Institute of Forensic and Anthropological Science, Seoul National University Medical Research Center, 103 Daehak-ro, Jongno-gu, Seoul, 03080, Republic of Korea.
Int J Legal Med. 2025 Mar;139(2):531-540. doi: 10.1007/s00414-024-03406-w. Epub 2025 Jan 8.
Inferring the ancestral origin of DNA evidence recovered from crime scenes is crucial in forensic investigations, especially in the absence of a direct suspect match. Ancestry informative markers (AIMs) have been widely researched and commercially developed into panels targeting multiple continental regions. However, existing forensic ancestry inference panels typically group East Asian individuals into a homogenous category without further differentiation. In this study, we screened Y chromosomal short tandem repeat (Y-STR) haplotypes from 10,154 Asian individuals to explore their genetic structure and generate an ancestry inference tool through a machine learning (ML) approach. Our research identified distinct genetic separations between East Asians and their neighboring Southwest Asians, with tendencies of northern and southern differentiation observed within East Asian populations. All machine learning models developed in this study demonstrated high accuracy, with the Asian classification model achieving an optimal performance of 82.92% and the East Asian classification model reaching 84.98% accuracy. This work not only deepens the understanding of genetic substructures within Asian populations but also showcases the potential of ML in forensic ancestry inference using extensive Y-STR data. By employing computational methods to analyze intricate genetic datasets, we can enhance the resolution of ancestry in forensic contexts involving Asian populations.

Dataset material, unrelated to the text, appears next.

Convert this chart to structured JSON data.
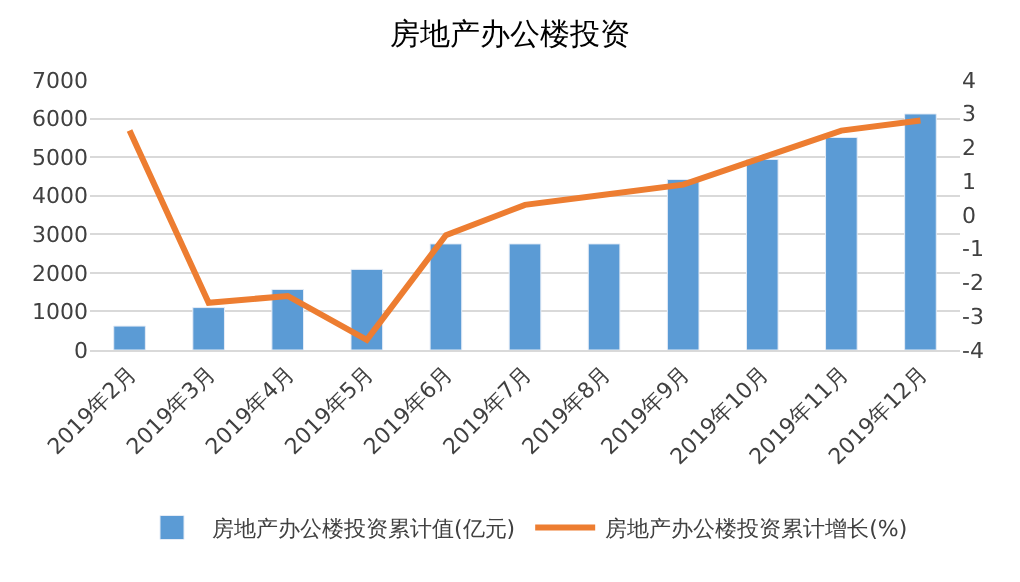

推断从犯罪现场提取的DNA证据的祖先来源在法医调查中至关重要,尤其是在没有直接嫌疑人匹配的情况下。祖先信息标记(AIMs)已得到广泛研究,并在商业上开发成针对多个大陆地区的面板。然而,现有的法医祖先推断面板通常将东亚个体归为一个同质类别,没有进一步区分。在本研究中,我们筛选了10154名亚洲个体的Y染色体短串联重复序列(Y-STR)单倍型,以探索其遗传结构,并通过机器学习(ML)方法生成一种祖先推断工具。我们的研究确定了东亚人与邻近的西南亚人之间存在明显的遗传差异,并且在东亚人群中观察到了南北分化的趋势。本研究中开发的所有机器学习模型都显示出很高的准确性,亚洲分类模型的最佳性能达到82.92%,东亚分类模型的准确率达到84.98%。这项工作不仅加深了对亚洲人群遗传亚结构的理解,还展示了ML在利用广泛的Y-STR数据进行法医祖先推断方面的潜力。通过采用计算方法分析复杂的遗传数据集,我们可以提高涉及亚洲人群的法医背景下祖先推断的分辨率。